Durante answered, "I did have to go, but I can show you the reason I stayed. You can see for yourself if you'll look down on the front row."
In the front row were two men, each of whom had lost an arm in the war. One had lost his right arm and the other had lost his left. Alone, they were silent, but together, they could clap, and that is just what they were doing.  Together, in a poignant way, they had healed one another.  We can only heal each other. We can only love one another.  Therein lies our power as Christians, as human beings.
There was once a congregation who had called a new minister. Everyone was excited about hearing the new pastor preach. Come Sunday morning, the sanctuary was packed. The congregation sat on the edge of their pews in anticipation of his first sermon.
 Sure enough, it was a doozy. He selected as his text, 1 John 4:11 (same as us this morning), “Beloved, if God loved us in this way, we also ought to love one another.” As the sermon ended, heads nodded, and the Search Committee breathed a huge sigh of relief. He was a keeper.
However, the next Sunday, as the new minister read the text for the day, a few parishioners raised their eyebrows because it was the same text as the Sunday before: “Beloved, if God loved us in this way, we also ought to love one another.” They had never heard two consecutive sermons on the same text before but gave the new preacher the benefit of the doubt and listened carefully, trying to be open-minded.  However, as the preacher began his sermon, lo and behold, it was the exact same sermon they had heard the week before, word for word.
“Was this some sort of joke?” they wondered. “Were they supposed to get some deeper meaning the second time around?” “Was the pastor even aware that he was repeating himself?”
Out of courtesy, they did not say anything.
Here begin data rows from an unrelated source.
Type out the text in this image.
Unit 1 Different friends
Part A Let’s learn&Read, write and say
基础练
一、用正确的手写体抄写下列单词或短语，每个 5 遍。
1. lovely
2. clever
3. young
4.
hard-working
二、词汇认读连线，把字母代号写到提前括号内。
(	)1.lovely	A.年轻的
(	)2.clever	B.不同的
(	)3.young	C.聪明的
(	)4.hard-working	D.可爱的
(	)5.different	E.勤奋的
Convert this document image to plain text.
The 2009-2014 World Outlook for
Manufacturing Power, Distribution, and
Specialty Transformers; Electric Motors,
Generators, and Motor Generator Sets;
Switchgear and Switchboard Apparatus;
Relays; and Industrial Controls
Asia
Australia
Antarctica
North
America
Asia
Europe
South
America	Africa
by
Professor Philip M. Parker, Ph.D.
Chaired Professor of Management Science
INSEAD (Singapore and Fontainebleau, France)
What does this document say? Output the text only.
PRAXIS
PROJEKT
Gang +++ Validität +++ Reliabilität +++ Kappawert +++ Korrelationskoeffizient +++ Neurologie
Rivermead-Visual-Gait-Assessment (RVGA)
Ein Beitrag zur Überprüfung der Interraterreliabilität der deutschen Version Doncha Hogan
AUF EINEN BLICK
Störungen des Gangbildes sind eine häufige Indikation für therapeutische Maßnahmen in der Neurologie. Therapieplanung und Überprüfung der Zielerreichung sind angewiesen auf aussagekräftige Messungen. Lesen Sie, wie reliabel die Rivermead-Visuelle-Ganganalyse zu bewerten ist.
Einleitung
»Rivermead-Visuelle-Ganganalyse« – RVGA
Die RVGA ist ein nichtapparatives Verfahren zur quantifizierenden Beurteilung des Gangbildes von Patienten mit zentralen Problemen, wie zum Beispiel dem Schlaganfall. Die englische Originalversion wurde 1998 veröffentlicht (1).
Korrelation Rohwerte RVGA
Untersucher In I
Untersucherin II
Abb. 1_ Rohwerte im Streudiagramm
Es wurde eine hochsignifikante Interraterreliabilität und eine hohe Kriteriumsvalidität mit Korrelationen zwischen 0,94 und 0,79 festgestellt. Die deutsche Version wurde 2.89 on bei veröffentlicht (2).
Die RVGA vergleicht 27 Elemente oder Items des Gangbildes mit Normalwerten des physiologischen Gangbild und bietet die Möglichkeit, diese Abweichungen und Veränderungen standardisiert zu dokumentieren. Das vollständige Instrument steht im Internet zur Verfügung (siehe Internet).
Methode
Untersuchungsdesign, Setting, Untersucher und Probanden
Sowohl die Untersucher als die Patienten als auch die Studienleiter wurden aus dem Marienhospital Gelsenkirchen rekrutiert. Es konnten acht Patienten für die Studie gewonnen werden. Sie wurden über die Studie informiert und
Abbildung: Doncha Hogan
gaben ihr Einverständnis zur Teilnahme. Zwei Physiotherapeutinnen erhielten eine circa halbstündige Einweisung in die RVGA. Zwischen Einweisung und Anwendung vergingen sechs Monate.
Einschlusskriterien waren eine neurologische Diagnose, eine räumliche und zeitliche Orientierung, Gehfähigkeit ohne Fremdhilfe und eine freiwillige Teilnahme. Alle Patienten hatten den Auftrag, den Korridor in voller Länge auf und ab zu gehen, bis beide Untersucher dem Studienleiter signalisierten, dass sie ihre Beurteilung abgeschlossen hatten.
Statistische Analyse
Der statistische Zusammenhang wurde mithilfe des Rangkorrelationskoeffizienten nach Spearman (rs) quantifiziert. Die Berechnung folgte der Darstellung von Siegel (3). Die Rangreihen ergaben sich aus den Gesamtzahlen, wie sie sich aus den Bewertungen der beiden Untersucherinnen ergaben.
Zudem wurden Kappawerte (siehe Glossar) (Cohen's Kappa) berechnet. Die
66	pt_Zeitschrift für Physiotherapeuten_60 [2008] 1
They listened politely and, when the service was over, shook hands at the door and said something like, “That was a mighty interesting sermon you had for us today, Reverend.”
The next Sunday, when the new minister read the text, the congregation began squirming in their seats, for, once again, he read from 1 John 4:11,
“Beloved, if God loved us in this way, we also ought to love one another.” And, to their dismay, he began the sermon with the same exact words as the two Sundays before.
Before he could get past the introduction, one old man in the back row jumped up and said, “Preacher, we have heard this sermon twice now. What gives?”
The minister replied, “Why, nothing, really. Do this – love one another -  and I’ll give you another sermon next week!”
Well, regardless of what you do this week, I will not give you the same sermon next week because I am going on vacation.  However, I suspect that the sermon will be some variant on this central idea that the author 1 John emphasized. 
You see, when you strip away all the non-essential elements of our faith - from the style of worship we like to who ladles gravy at the pot roast suppers - what is left is our call to affirm that God is love, our challenge to live like we really are made in the image of such love, and our realization that love’s true expression lies in how we heal one another as we seek to become all that God dreams for us to be.